I guess it’s time for Linux? WSL2 is premature and don’t have multiple GPU support yet. I feel that Windows is just not very loved.
Are you Running another Process while Learning Like Eval for Example
I am also getting this error on: Windows 10; TF 2.3; Python 3.7
tensorflow.python.framework.errors_impl.UnknownError: Failed to rename: path\trial_5a095c02600a30dc086a9efe046b1272\checkpoints\epoch_0\checkpoint_temp/part-00000-of-00001.data-00000-of-00001 to: path\trial_5a095c02600a30dc086a9efe046b1272\checkpoints\epoch_0\checkpoint.data-00000-of-00001 : Access is denied. ; Input/output error [Op:MergeV2Checkpoints]
Unfortunately @dtmaidenmueller workaround did not work for me. I am also using Windows 10 Enterprise, with Python 3.8.5, Tensorflow 2.3.0 and Keras-Tuner 1.0.1. I am also saving the results for visualization on TensorBoard. Tensorflow was installed without conda.

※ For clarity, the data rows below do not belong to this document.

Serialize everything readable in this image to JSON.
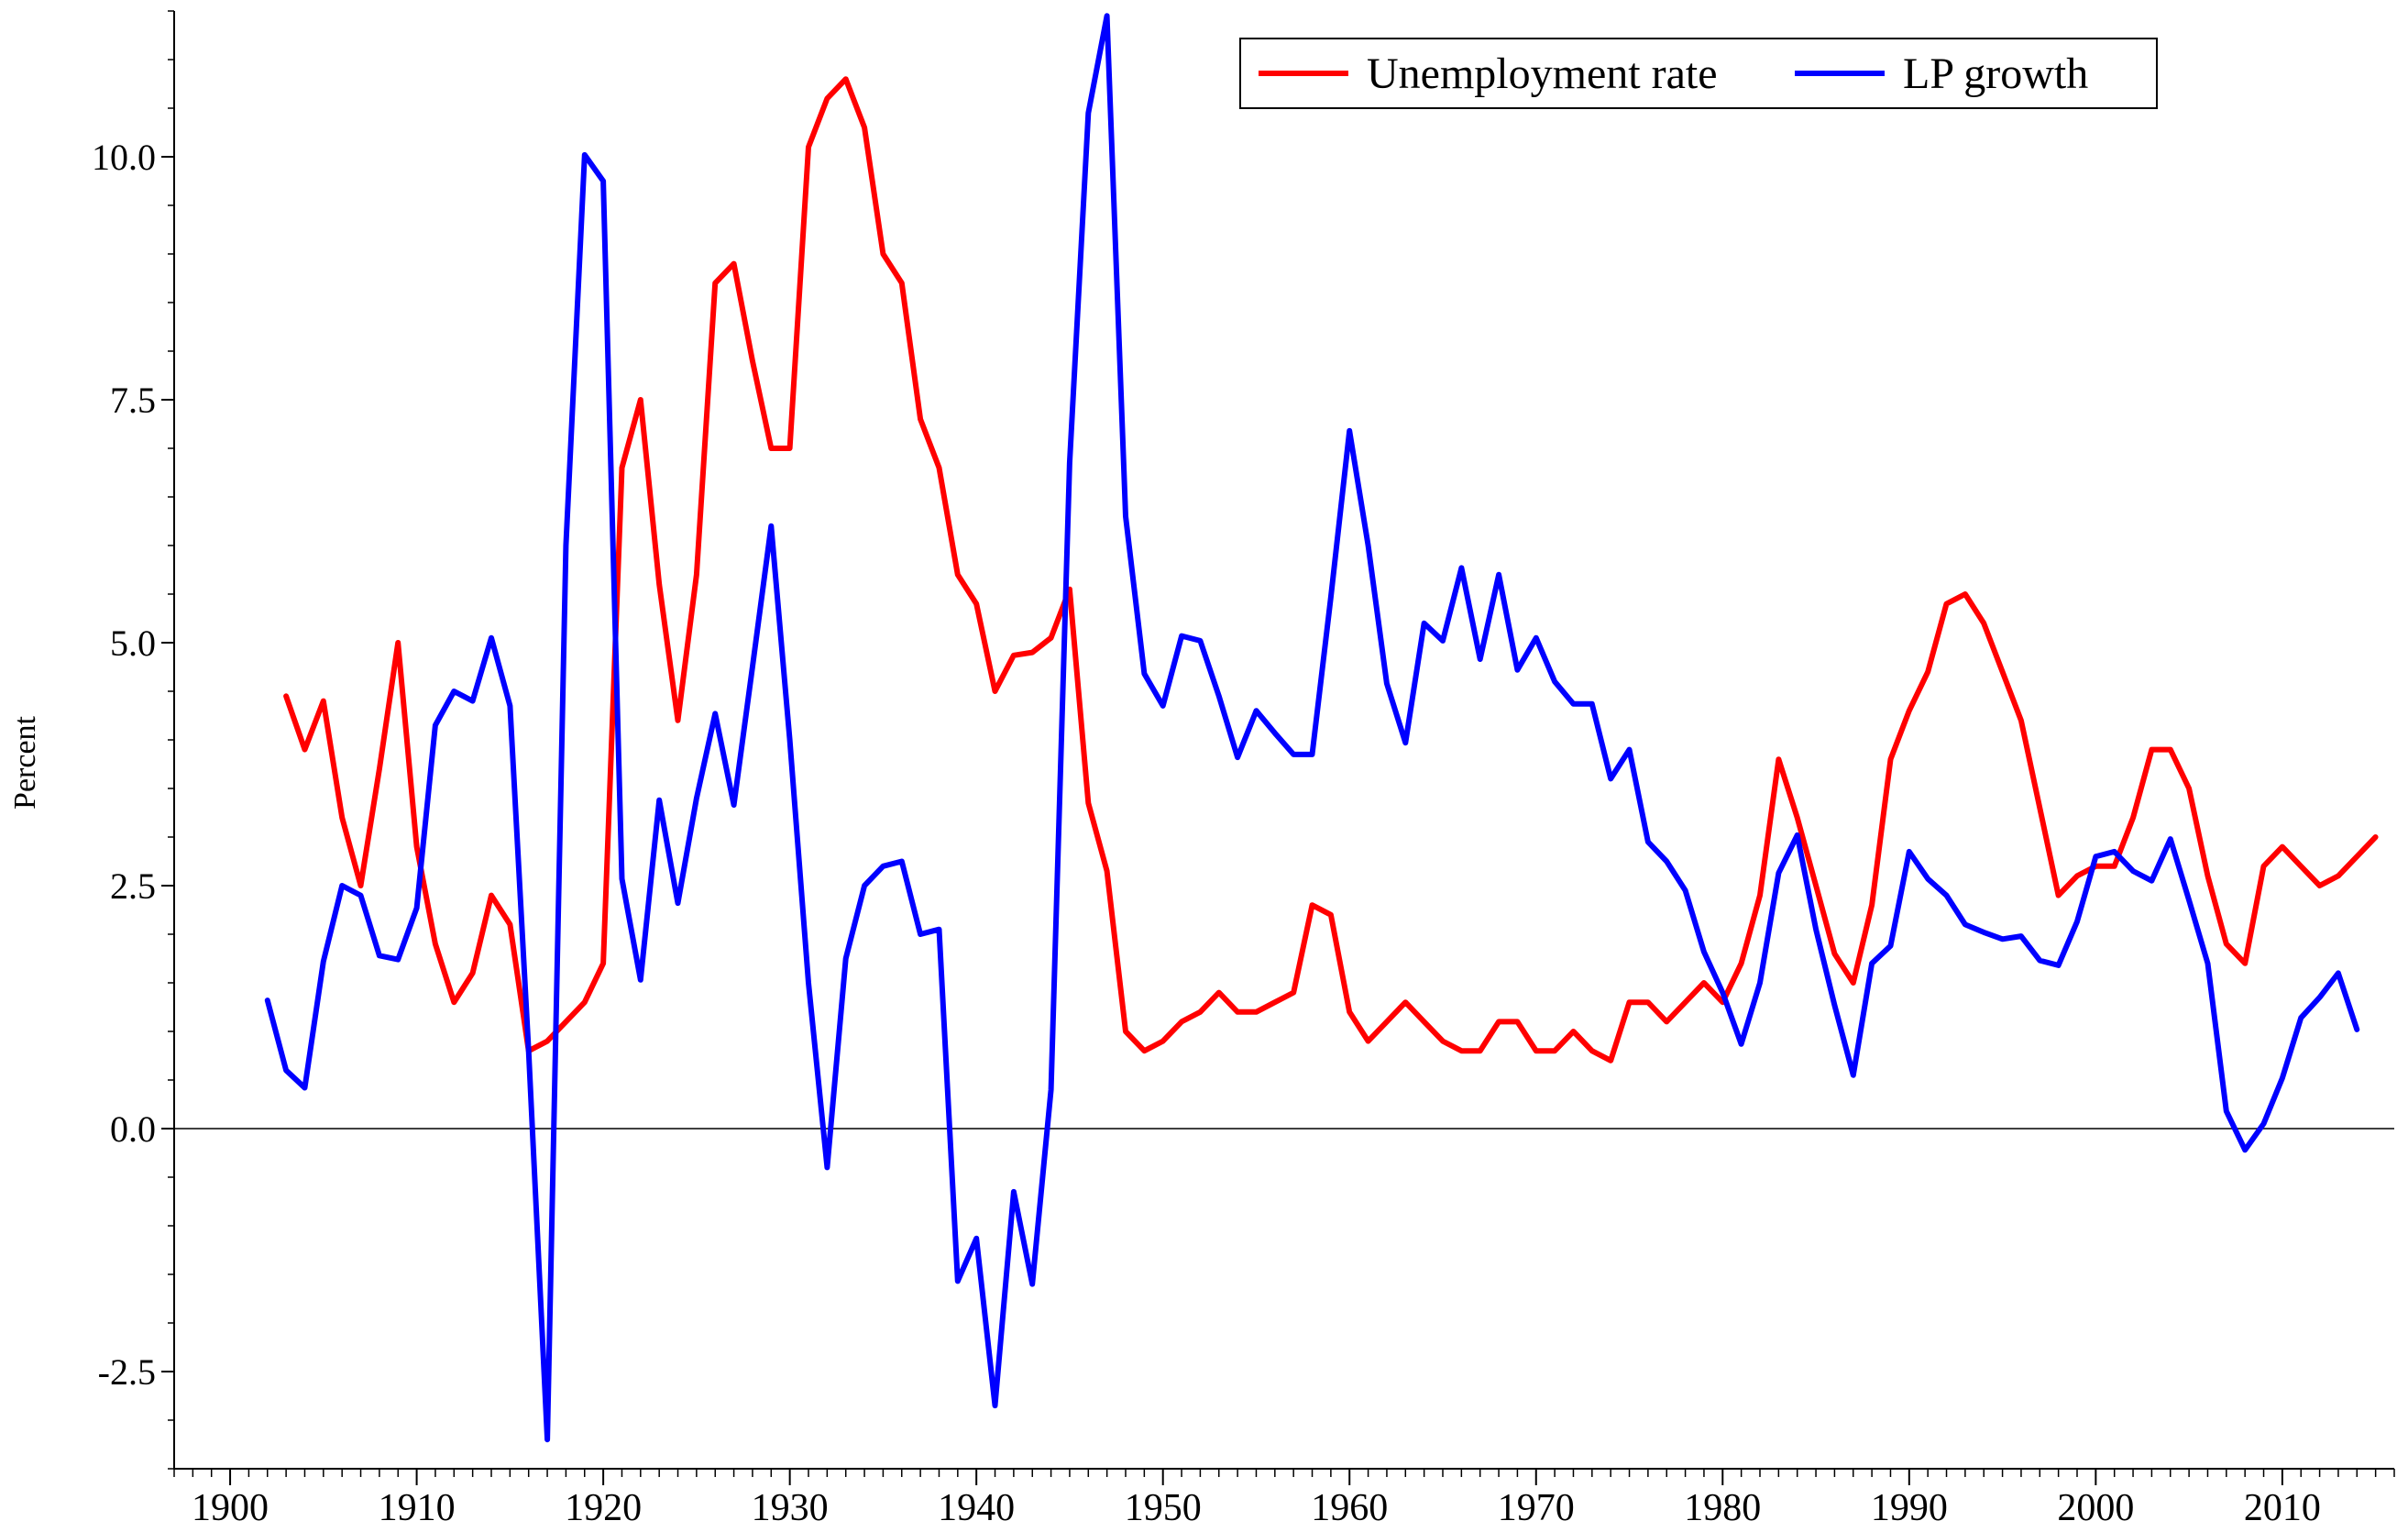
{
  "chart_data": {
    "type": "line",
    "title": "",
    "xlabel": "",
    "ylabel": "Percent",
    "xlim": [
      1897,
      2016
    ],
    "ylim": [
      -3.5,
      11.5
    ],
    "yticks": [
      -2.5,
      0.0,
      2.5,
      5.0,
      7.5,
      10.0
    ],
    "ytick_labels": [
      "-2.5",
      "0.0",
      "2.5",
      "5.0",
      "7.5",
      "10.0"
    ],
    "xticks": [
      1900,
      1910,
      1920,
      1930,
      1940,
      1950,
      1960,
      1970,
      1980,
      1990,
      2000,
      2010
    ],
    "xtick_labels": [
      "1900",
      "1910",
      "1920",
      "1930",
      "1940",
      "1950",
      "1960",
      "1970",
      "1980",
      "1990",
      "2000",
      "2010"
    ],
    "grid": false,
    "zero_line": true,
    "legend_position": "top-right",
    "series": [
      {
        "name": "Unemployment rate",
        "color": "#ff0000",
        "x": [
          1903,
          1904,
          1905,
          1906,
          1907,
          1908,
          1909,
          1910,
          1911,
          1912,
          1913,
          1914,
          1915,
          1916,
          1917,
          1918,
          1919,
          1920,
          1921,
          1922,
          1923,
          1924,
          1925,
          1926,
          1927,
          1928,
          1929,
          1930,
          1931,
          1932,
          1933,
          1934,
          1935,
          1936,
          1937,
          1938,
          1939,
          1940,
          1941,
          1942,
          1943,
          1944,
          1945,
          1946,
          1947,
          1948,
          1949,
          1950,
          1951,
          1952,
          1953,
          1954,
          1955,
          1956,
          1957,
          1958,
          1959,
          1960,
          1961,
          1962,
          1963,
          1964,
          1965,
          1966,
          1967,
          1968,
          1969,
          1970,
          1971,
          1972,
          1973,
          1974,
          1975,
          1976,
          1977,
          1978,
          1979,
          1980,
          1981,
          1982,
          1983,
          1984,
          1985,
          1986,
          1987,
          1988,
          1989,
          1990,
          1991,
          1992,
          1993,
          1994,
          1995,
          1996,
          1997,
          1998,
          1999,
          2000,
          2001,
          2002,
          2003,
          2004,
          2005,
          2006,
          2007,
          2008,
          2009,
          2010,
          2011,
          2012,
          2013,
          2014,
          2015
        ],
        "values": [
          4.45,
          3.9,
          4.4,
          3.2,
          2.5,
          3.7,
          5.0,
          2.9,
          1.9,
          1.3,
          1.6,
          2.4,
          2.1,
          0.8,
          0.9,
          1.1,
          1.3,
          1.7,
          6.8,
          7.5,
          5.6,
          4.2,
          5.7,
          8.7,
          8.9,
          7.9,
          7.0,
          7.0,
          10.1,
          10.6,
          10.8,
          10.3,
          9.0,
          8.7,
          7.3,
          6.8,
          5.7,
          5.4,
          4.5,
          4.87,
          4.9,
          5.05,
          5.55,
          3.35,
          2.65,
          1.0,
          0.8,
          0.9,
          1.1,
          1.2,
          1.4,
          1.2,
          1.2,
          1.3,
          1.4,
          2.3,
          2.2,
          1.2,
          0.9,
          1.1,
          1.3,
          1.1,
          0.9,
          0.8,
          0.8,
          1.1,
          1.1,
          0.8,
          0.8,
          1.0,
          0.8,
          0.7,
          1.3,
          1.3,
          1.1,
          1.3,
          1.5,
          1.3,
          1.7,
          2.4,
          3.8,
          3.2,
          2.5,
          1.8,
          1.5,
          2.3,
          3.8,
          4.3,
          4.7,
          5.4,
          5.5,
          5.2,
          4.7,
          4.2,
          3.3,
          2.4,
          2.6,
          2.7,
          2.7,
          3.2,
          3.9,
          3.9,
          3.5,
          2.6,
          1.9,
          1.7,
          2.7,
          2.9,
          2.7,
          2.5,
          2.6,
          2.8,
          3.0
        ]
      },
      {
        "name": "LP growth",
        "color": "#0000ff",
        "x": [
          1902,
          1903,
          1904,
          1905,
          1906,
          1907,
          1908,
          1909,
          1910,
          1911,
          1912,
          1913,
          1914,
          1915,
          1916,
          1917,
          1918,
          1919,
          1920,
          1921,
          1922,
          1923,
          1924,
          1925,
          1926,
          1927,
          1928,
          1929,
          1930,
          1931,
          1932,
          1933,
          1934,
          1935,
          1936,
          1937,
          1938,
          1939,
          1940,
          1941,
          1942,
          1943,
          1944,
          1945,
          1946,
          1947,
          1948,
          1949,
          1950,
          1951,
          1952,
          1953,
          1954,
          1955,
          1956,
          1957,
          1958,
          1959,
          1960,
          1961,
          1962,
          1963,
          1964,
          1965,
          1966,
          1967,
          1968,
          1969,
          1970,
          1971,
          1972,
          1973,
          1974,
          1975,
          1976,
          1977,
          1978,
          1979,
          1980,
          1981,
          1982,
          1983,
          1984,
          1985,
          1986,
          1987,
          1988,
          1989,
          1990,
          1991,
          1992,
          1993,
          1994,
          1995,
          1996,
          1997,
          1998,
          1999,
          2000,
          2001,
          2002,
          2003,
          2004,
          2005,
          2006,
          2007,
          2008,
          2009,
          2010,
          2011,
          2012,
          2013,
          2014
        ],
        "values": [
          1.32,
          0.6,
          0.42,
          1.72,
          2.5,
          2.4,
          1.78,
          1.74,
          2.27,
          4.15,
          4.5,
          4.4,
          5.05,
          4.35,
          0.8,
          -3.2,
          6.0,
          10.02,
          9.75,
          2.57,
          1.53,
          3.38,
          2.32,
          3.4,
          4.27,
          3.33,
          4.75,
          6.2,
          4.0,
          1.5,
          -0.4,
          1.75,
          2.5,
          2.7,
          2.75,
          2.0,
          2.05,
          -1.57,
          -1.13,
          -2.85,
          -0.65,
          -1.6,
          0.4,
          6.85,
          10.45,
          11.45,
          6.3,
          4.68,
          4.35,
          5.07,
          5.02,
          4.45,
          3.82,
          4.3,
          4.07,
          3.85,
          3.85,
          5.47,
          7.18,
          6.0,
          4.58,
          3.97,
          5.2,
          5.02,
          5.77,
          4.83,
          5.7,
          4.72,
          5.05,
          4.6,
          4.37,
          4.37,
          3.6,
          3.9,
          2.95,
          2.75,
          2.45,
          1.82,
          1.4,
          0.87,
          1.5,
          2.63,
          3.02,
          2.05,
          1.27,
          0.55,
          1.7,
          1.88,
          2.85,
          2.57,
          2.4,
          2.1,
          2.02,
          1.95,
          1.98,
          1.73,
          1.68,
          2.13,
          2.8,
          2.85,
          2.65,
          2.55,
          2.98,
          2.35,
          1.7,
          0.18,
          -0.22,
          0.05,
          0.52,
          1.14,
          1.35,
          1.6,
          1.02
        ]
      }
    ]
  }
}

The error started to appear only when I increased the number of maximum trials for the tuner from 30 to 150 (and above) and changed the python script I was using to call the keras-tuner to a function, which is now called by another python script.
Is there anyone who works on tensorflow.python.io who could comment on why, sometimes, the ‘overwrite’ flag for ‘rename’ from that subpackage does nothing? It would be cleaner to fix the underlying code than to proceed with my workaround.